Digital Etiquette Phone Calls
Dear Ms. Smartphone: I used to just pick up the phone and call my closest girlfriends and family members. Now it’s changed and I have to plan it in advance! First I send a text to find a time in common, then a calendar invite, and finally the phone call. I am finding this digital etiquette for phone calls to be exhausting. Sandy, Tiburon
Dear Sandy: You are right, the etiquette around phone calls has changed. Not everyone uses the protocol you described, but it is becoming common. During Covid, I encouraged people to reach out and touch someone but I did not consider all the steps it would take!
There are a couple of reasons for the change in digital etiquette, and I am not sure you can fight them. First, there are everyday occasions when people shouldn’t be interrupted by a ringing phone. Mobile phones, by definition, are mobile. So, they might ring when we are at a PTA meeting, sitting in a church service, or taking a conference call on Zoom. The ringing phone will distract both us and the people nearby. You could turn off the ring-through settings on your phone, but that sort of defeats the purpose of getting a spontaneous call from a friend.
If you send a text first, it is less obtrusive. And it allows both parties to be at a place and time where they can settle in and be ready to pay more attention to each other.
The second reason things have gone silent is related to ‘volume control.’ It’s volume as in the number of messages and communications. Digital media makes increasing demands on our attention. “Alone Together….” by Sherry Turkle notes that we need to control how much time something is going to take and fit it into our schedule. Sadly, controlling our relationships becomes a factor in this advanced (or backward) communications era.
There are some calls that defy this digital etiquette. Emergency phone calls from a trusted source break through the scheduling. Likewise, phone calls on Mother’s Day and Father’s Day do too; we don’t typically arrange a time to talk with our parents unless we are on different time zones or continents. Most importantly, shut-ins and isolated older people need no text or calendar. They are happy for the daily check-in.
There isn’t a good way that I can think of to reset our phone habits although the Covid lockdown did bring change, many for the good. In the UK, the number of calls in early 2020 increased by about 50% and the call length increased significantly. The same source says that in the US, call lengths on Verizon increased by 33 percent. For sure, many of these calls used video options, like Facetime.
Some final words: suppose you follow the protocol, first send a text to your friend, then a calendar invite, and when you finally connect they are driving in the car- hang up. Some people like to schedule calls during their travel trips. You don’t want to be responsible for their distracted driving.

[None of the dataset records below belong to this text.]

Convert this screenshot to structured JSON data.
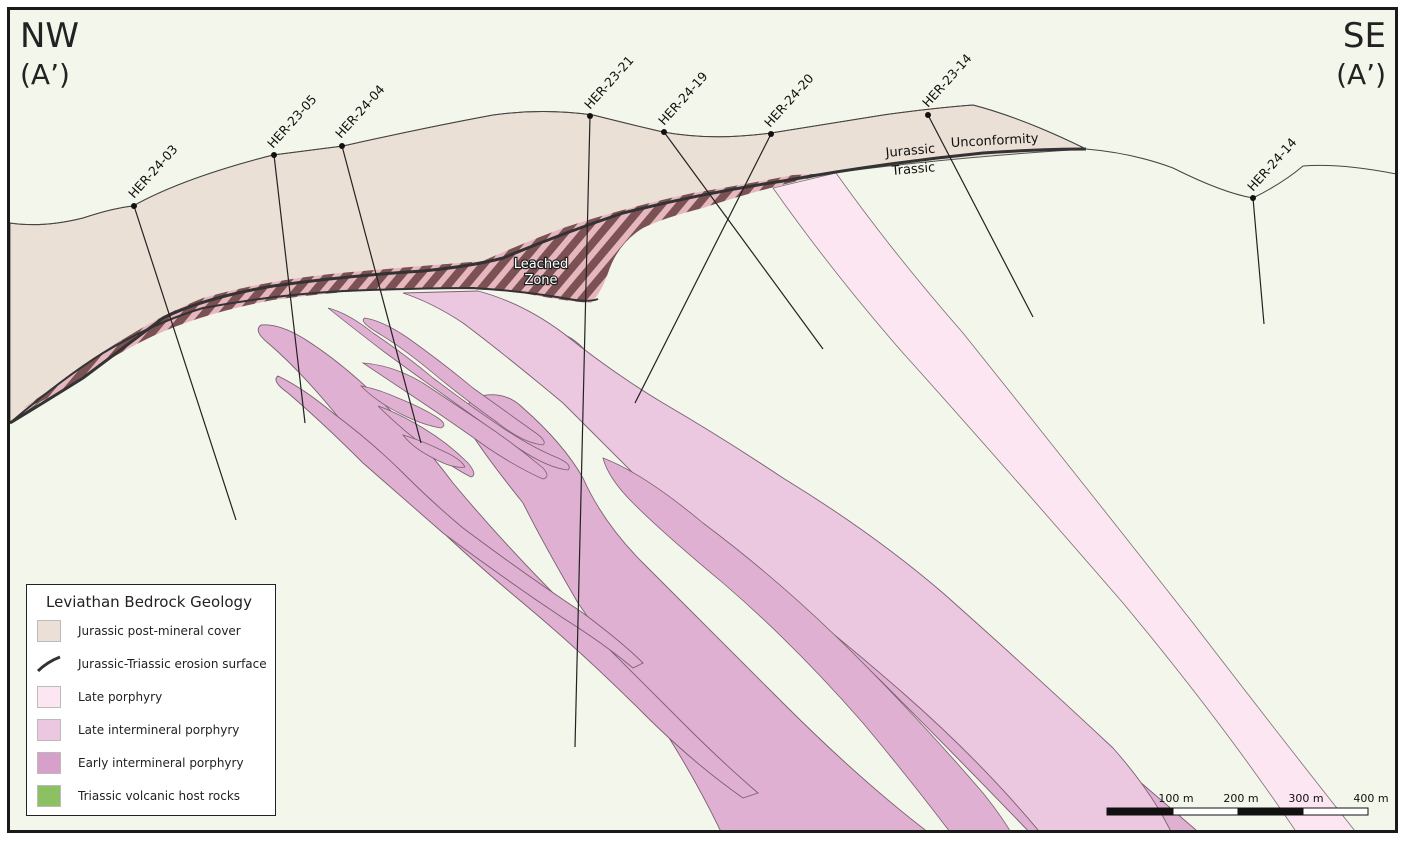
{
  "orientation": {
    "left_direction": "NW",
    "left_section": "(A’)",
    "right_direction": "SE",
    "right_section": "(A’)"
  },
  "drillholes": [
    "HER-24-03",
    "HER-23-05",
    "HER-24-04",
    "HER-23-21",
    "HER-24-19",
    "HER-24-20",
    "HER-23-14",
    "HER-24-14"
  ],
  "annotations": {
    "jurassic": "Jurassic",
    "unconformity": "Unconformity",
    "triassic": "Trassic",
    "leached_line1": "Leached",
    "leached_line2": "Zone"
  },
  "legend": {
    "title": "Leviathan Bedrock Geology",
    "items": [
      {
        "label": "Jurassic post-mineral cover",
        "color": "#ebe0d6",
        "kind": "box"
      },
      {
        "label": "Jurassic-Triassic erosion surface",
        "color": "#333333",
        "kind": "line"
      },
      {
        "label": "Late porphyry",
        "color": "#fbe6f1",
        "kind": "box"
      },
      {
        "label": "Late intermineral porphyry",
        "color": "#ecc8e0",
        "kind": "box"
      },
      {
        "label": "Early intermineral porphyry",
        "color": "#d7a0ca",
        "kind": "box"
      },
      {
        "label": "Triassic volcanic host rocks",
        "color": "#8cc063",
        "kind": "box"
      }
    ]
  },
  "scale_bar": {
    "labels": [
      "100 m",
      "200 m",
      "300 m",
      "400 m"
    ]
  },
  "colors": {
    "host_rock": "#f3f6ea",
    "cover": "#ebe0d6",
    "late_porphyry": "#fbe6f1",
    "late_intermineral": "#ecc8e0",
    "early_intermineral": "#dfb0d2",
    "early_intermineral_edge": "#c98ab8",
    "leached_stripe_dark": "#7b5153",
    "leached_stripe_light": "#e7b7c0"
  }
}
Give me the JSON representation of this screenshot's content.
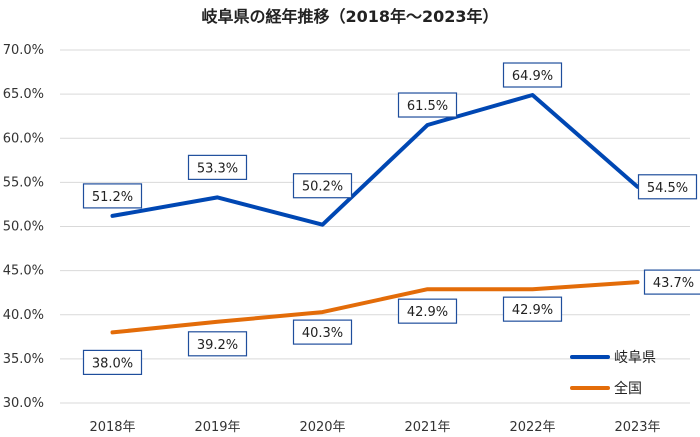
{
  "chart_data": {
    "type": "line",
    "title": "岐阜県の経年推移（2018年～2023年）",
    "categories": [
      "2018年",
      "2019年",
      "2020年",
      "2021年",
      "2022年",
      "2023年"
    ],
    "y_ticks": [
      "30.0%",
      "35.0%",
      "40.0%",
      "45.0%",
      "50.0%",
      "55.0%",
      "60.0%",
      "65.0%",
      "70.0%"
    ],
    "ylim": [
      30,
      70
    ],
    "grid": true,
    "legend_position": "bottom-right",
    "series": [
      {
        "name": "岐阜県",
        "color": "#0047b3",
        "values": [
          51.2,
          53.3,
          50.2,
          61.5,
          64.9,
          54.5
        ],
        "labels": [
          "51.2%",
          "53.3%",
          "50.2%",
          "61.5%",
          "64.9%",
          "54.5%"
        ]
      },
      {
        "name": "全国",
        "color": "#e36c09",
        "values": [
          38.0,
          39.2,
          40.3,
          42.9,
          42.9,
          43.7
        ],
        "labels": [
          "38.0%",
          "39.2%",
          "40.3%",
          "42.9%",
          "42.9%",
          "43.7%"
        ]
      }
    ]
  }
}
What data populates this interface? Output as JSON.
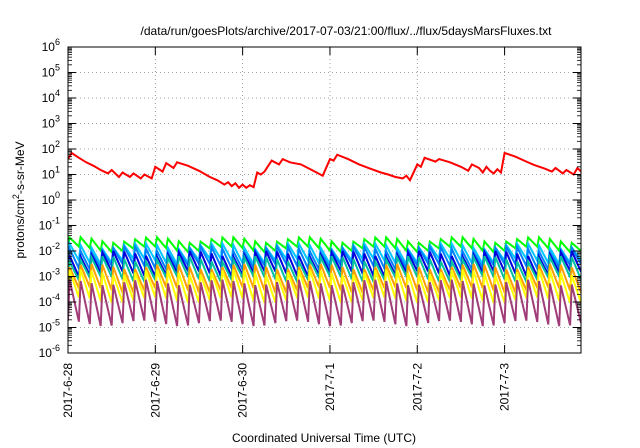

There are three types of distractions: visual distraction, manual distraction, and cognitive distraction. Newer phone-in-car systems like Android Auto and Apple CarPlay greatly minimize the first two. But, the third type, cognitive distraction, is vastly underrated.
Here’s an example: how many times have you arrived someplace and been surprised you got there? The detail of the travel trip escapes you because you were concentrating on a conversation, deep in your own thoughts, or just plain tired? Some call this highway hypnosis, while others think of it as zoning out. Most of the time in the car we can do two things at once- talk and drive- but there are those split-second moments when the conversation diverts our attention from the road. You can’t wish that time back. So, if you are a true friend and you reach someone who is driving, just say ‘No’. Friends trust friends to call each other, and to keep them safe.
Best of luck as you to sort out the new digital etiquette for phone calls, and hopefully it leads to good conversations after all.